Where did the VRS come from? There are four common pathways researchers have identified.

  1. Enzymatic reduction of inorganic oxidized sulfur. Since we have been making you add sulfite to your wine, and sulfate is naturally present in grape juice, there are oxidized forms of sulfur available. The reduction of those compounds by certain bacteria, called sulfate reducing bacteria, reasonably enough, will result in hydrogen sulfide and a stink. Anyone out there with a water well may have run across this stink; it is not uncommon in groundwater wells. However, these bacteria do not thrive in the presence of alcohol, acid, and the low pH of wine and are rarely encountered there. They are probably not the source of your wine stink.
  2. The tendency of some yeast strains to produce large amounts of VRS.  The yeast producer will usually warn you of this or we can advise you at The Beverage People. In most circumstances, the best bet is to simply avoid using those yeast strains. You can almost always find a different strain with equal or better fermentation characteristics but without the VRS tendencies. Indeed, decades ago, we stopped selling the famous old yeast strain Montrachet for exactly that reason: too stinky.
  3. Residue of sulfur dust from the vineyard or sulfur in the barrel from a burnt sulfur stick or disk.  Leftover elemental sulfur in contact with your wine causes a couple of VRS problems. The first is that it provides a readily available supply of 0 state sulfur that can easily be reduced to -2 and VRS. The second is that it inhibits microorganisms — that’s how vineyard sulfur fights mildew! If it is stressing your yeast, VRS is a common byproduct. The best action is prevention. One common recommendation, which I follow in my hobby vineyard, is to stop sulfuring at veraison—the “coloring up” stage of the grapes. That should leave about 5 weeks for sulfur to dissipate before harvest. If you still need to fight mildew, products like Kaligreen, Stylet oil, or Elevate do not contain sulfur. To avoid sulfur in the barrel, inspect closely before use to make sure none has dripped while burning. If it has, wash it with a jet of water and rinse.
  4. Degrading of certain amino acids by yeast releasing sulfur.  By preference, yeasts use ammonia nitrogen and certain socalled “primary” amino acids as nitrogen sources to build their own amino acids and proteins. However, if those are in short supply, the yeast will switch to another metabolic pathway that breaks down certain amino acids that contain sulfur, like cysteine and methionine. If that happens, hydrogen sulfide is released into the wine. This seems to be by far the most common source of sulfur stink that I encounter in homemade wines. The best treatment, again, is prevention. Use a complete nutrient like Fermaid K, supplemented if necessary with diammonium phosphate (DAP), following the yeast nutrient instructions here.  Adequate nutrient addition should prevent the problem.

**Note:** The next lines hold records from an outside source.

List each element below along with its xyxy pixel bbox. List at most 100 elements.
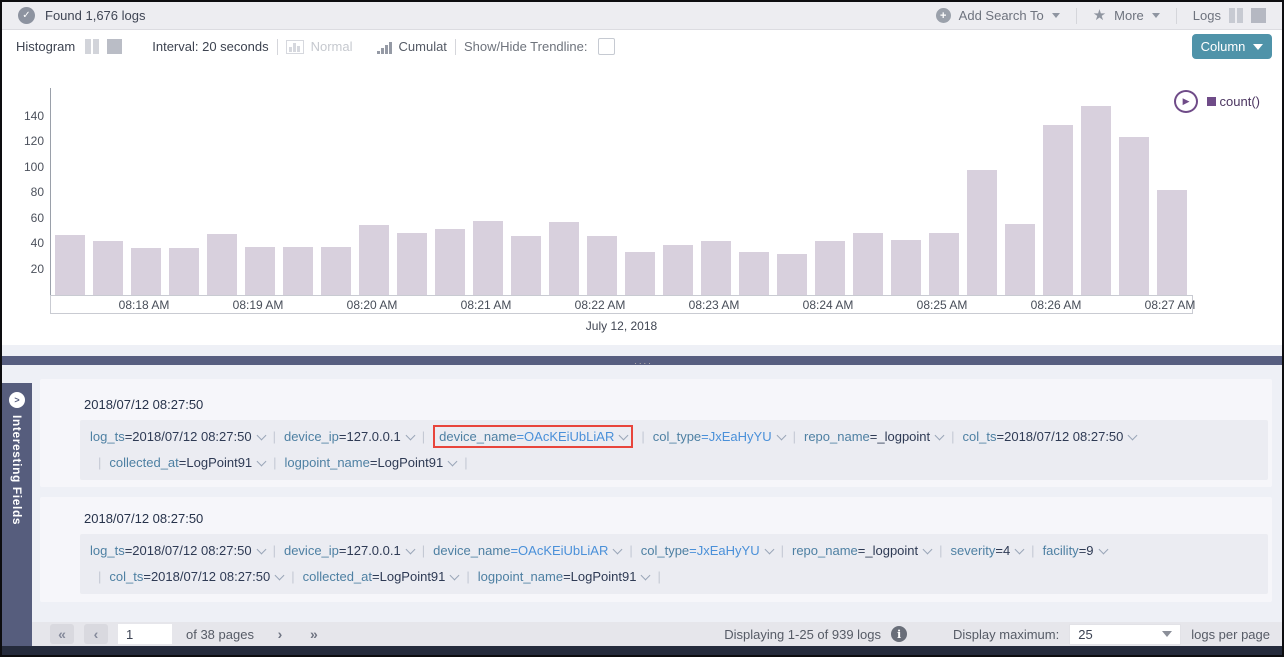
- found-logs-count: Found 1,676 logs: [45, 8, 145, 23]
- add-search-to-menu[interactable]: Add Search To: [959, 8, 1044, 23]
- histogram-bar[interactable]: [1157, 190, 1187, 295]
- field-dropdown-icon[interactable]: [275, 571, 285, 581]
- histogram-bar[interactable]: [1005, 224, 1035, 295]
- histogram-bar[interactable]: [739, 252, 769, 295]
- histogram-bar[interactable]: [435, 229, 465, 295]
- log-field-facility[interactable]: facility=9: [1043, 543, 1107, 558]
- field-separator: |: [273, 455, 276, 470]
- histogram-bar[interactable]: [815, 241, 845, 295]
- histogram-bar[interactable]: [283, 247, 313, 295]
- x-tick-label: 08:19 AM: [233, 298, 284, 312]
- histogram-bar[interactable]: [207, 234, 237, 295]
- histogram-full-icon[interactable]: [107, 39, 122, 54]
- field-separator: |: [464, 455, 467, 470]
- histogram-bar[interactable]: [587, 236, 617, 295]
- legend-swatch: [1207, 97, 1216, 106]
- log-field-collected_at[interactable]: collected_at=LogPoint91: [109, 455, 265, 470]
- log-field-col_ts[interactable]: col_ts=2018/07/12 08:27:50: [963, 429, 1137, 444]
- log-field-device_name[interactable]: device_name=OAcKEiUbLiAR: [433, 425, 633, 448]
- log-field-severity[interactable]: severity=4: [951, 543, 1024, 558]
- log-field-col_ts[interactable]: col_ts=2018/07/12 08:27:50: [109, 569, 283, 584]
- field-dropdown-icon[interactable]: [619, 431, 629, 441]
- histogram-bar[interactable]: [777, 254, 807, 295]
- histogram-bar[interactable]: [1043, 125, 1073, 295]
- histogram-chart: 20406080100120140 08:18 AM08:19 AM08:20 …: [2, 63, 1282, 345]
- legend-item[interactable]: count(): [1207, 94, 1260, 109]
- histogram-bar[interactable]: [397, 233, 427, 295]
- log-field-repo_name[interactable]: repo_name=_logpoint: [792, 543, 931, 558]
- log-field-log_ts[interactable]: log_ts=2018/07/12 08:27:50: [90, 543, 265, 558]
- histogram-bar[interactable]: [1119, 137, 1149, 295]
- full-view-icon[interactable]: [1251, 8, 1266, 23]
- field-dropdown-icon[interactable]: [935, 431, 945, 441]
- log-field-device_ip[interactable]: device_ip=127.0.0.1: [284, 429, 414, 444]
- play-circle-icon[interactable]: ▶: [1174, 90, 1198, 113]
- field-dropdown-icon[interactable]: [1098, 545, 1108, 555]
- histogram-bar[interactable]: [169, 248, 199, 295]
- histogram-bar[interactable]: [663, 245, 693, 295]
- chevron-down-icon[interactable]: [1152, 13, 1160, 18]
- log-field-logpoint_name[interactable]: logpoint_name=LogPoint91: [478, 569, 650, 584]
- field-dropdown-icon[interactable]: [448, 457, 458, 467]
- split-view-icon[interactable]: [1229, 8, 1243, 23]
- histogram-bar[interactable]: [473, 221, 503, 295]
- trendline-checkbox[interactable]: [598, 38, 615, 55]
- histogram-bar[interactable]: [321, 247, 351, 295]
- histogram-bar[interactable]: [245, 247, 275, 295]
- histogram-bar[interactable]: [967, 170, 997, 295]
- histogram-bar[interactable]: [93, 241, 123, 295]
- field-dropdown-icon[interactable]: [256, 431, 266, 441]
- field-dropdown-icon[interactable]: [764, 545, 774, 555]
- more-menu[interactable]: More: [1114, 8, 1144, 23]
- field-dropdown-icon[interactable]: [257, 457, 267, 467]
- interesting-fields-tab[interactable]: > Interesting Fields: [2, 383, 32, 646]
- histogram-bar[interactable]: [131, 248, 161, 295]
- histogram-bar[interactable]: [701, 241, 731, 295]
- expand-circle-icon[interactable]: >: [9, 392, 25, 408]
- histogram-bar[interactable]: [929, 233, 959, 295]
- prev-page-button[interactable]: ‹: [84, 624, 108, 644]
- display-maximum-select[interactable]: 25: [1069, 624, 1181, 645]
- first-page-button[interactable]: «: [50, 624, 74, 644]
- next-page-button[interactable]: ›: [268, 624, 292, 644]
- page-number-input[interactable]: [118, 624, 172, 644]
- success-check-icon: ✓: [18, 7, 35, 24]
- field-dropdown-icon[interactable]: [613, 545, 623, 555]
- field-dropdown-icon[interactable]: [776, 431, 786, 441]
- column-dropdown-button[interactable]: Column: [1192, 34, 1272, 59]
- field-dropdown-icon[interactable]: [450, 571, 460, 581]
- last-page-button[interactable]: »: [302, 624, 326, 644]
- field-dropdown-icon[interactable]: [405, 431, 415, 441]
- log-field-collected_at[interactable]: collected_at=LogPoint91: [303, 569, 459, 584]
- histogram-bar[interactable]: [625, 252, 655, 295]
- log-field-col_type[interactable]: col_type=JxEaHyYU: [641, 543, 773, 558]
- y-tick-label: 140: [2, 109, 44, 123]
- histogram-bar[interactable]: [359, 225, 389, 295]
- log-field-repo_name[interactable]: repo_name=_logpoint: [804, 429, 943, 444]
- log-field-log_ts[interactable]: log_ts=2018/07/12 08:27:50: [90, 429, 265, 444]
- histogram-bar[interactable]: [891, 240, 921, 295]
- histogram-bar[interactable]: [55, 235, 85, 295]
- log-field-device_ip[interactable]: device_ip=127.0.0.1: [284, 543, 414, 558]
- cumulative-mode-button[interactable]: Cumulat: [399, 39, 447, 54]
- field-separator: |: [273, 429, 276, 444]
- log-field-device_name[interactable]: device_name=OAcKEiUbLiAR: [433, 543, 621, 558]
- log-field-col_type[interactable]: col_type=JxEaHyYU: [653, 429, 785, 444]
- field-dropdown-icon[interactable]: [1128, 431, 1138, 441]
- normal-mode-button[interactable]: Normal: [311, 39, 353, 54]
- field-dropdown-icon[interactable]: [923, 545, 933, 555]
- histogram-bar[interactable]: [853, 233, 883, 295]
- field-dropdown-icon[interactable]: [405, 545, 415, 555]
- chevron-down-icon[interactable]: [1052, 13, 1060, 18]
- histogram-bar[interactable]: [1081, 106, 1111, 295]
- field-dropdown-icon[interactable]: [256, 545, 266, 555]
- histogram-bar[interactable]: [549, 222, 579, 295]
- y-tick-label: 20: [2, 262, 44, 276]
- info-icon[interactable]: i: [891, 626, 907, 642]
- log-field-logpoint_name[interactable]: logpoint_name=LogPoint91: [285, 455, 457, 470]
- x-axis-date-label: July 12, 2018: [50, 319, 1193, 333]
- field-dropdown-icon[interactable]: [1015, 545, 1025, 555]
- histogram-bar[interactable]: [511, 236, 541, 295]
- histogram-split-icon[interactable]: [85, 39, 99, 54]
- field-dropdown-icon[interactable]: [641, 571, 651, 581]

If despite your best efforts your wine does exhibit a VRS stink, it can be treated.

Copper Sulfate can directly treat wine to remove hydrogen sulfide

The most direct treatment is to add copper sulfate solution. Copper bonds with sulfide and drops out, where you can rack off of it after a couple of days. Commercial wineries are allowed to add up to 6 ppm of copper as treatment, but the maximum allowed residue is 1.0 ppm. If you use 1% copper sulfate solution, you can add up to 1.5 mL per gallon and not exceed the maximum residual level. If it improves the situation but does not completely correct it, you can probably safely add another 1.5 mL per gallon. If it takes more than that, you will want to determine your copper level with a wine lab test. If it comes back above 0.5 ppm copper, you can treat with Reskue yeast hulls to remove the excess copper.

So, that’s the evil twins. The VRS “reduced” stink is generally far more offensive than the nutty, bruised apple stink of oxidation. However, VRS can usually be completely removed with little or no negative effect on the wine. Oxidation damage is permanent. Top up every container, keep your sulfite levels up, and avoid excess aeration to make fresh, clean-tasting wine that is safe from the evil twins!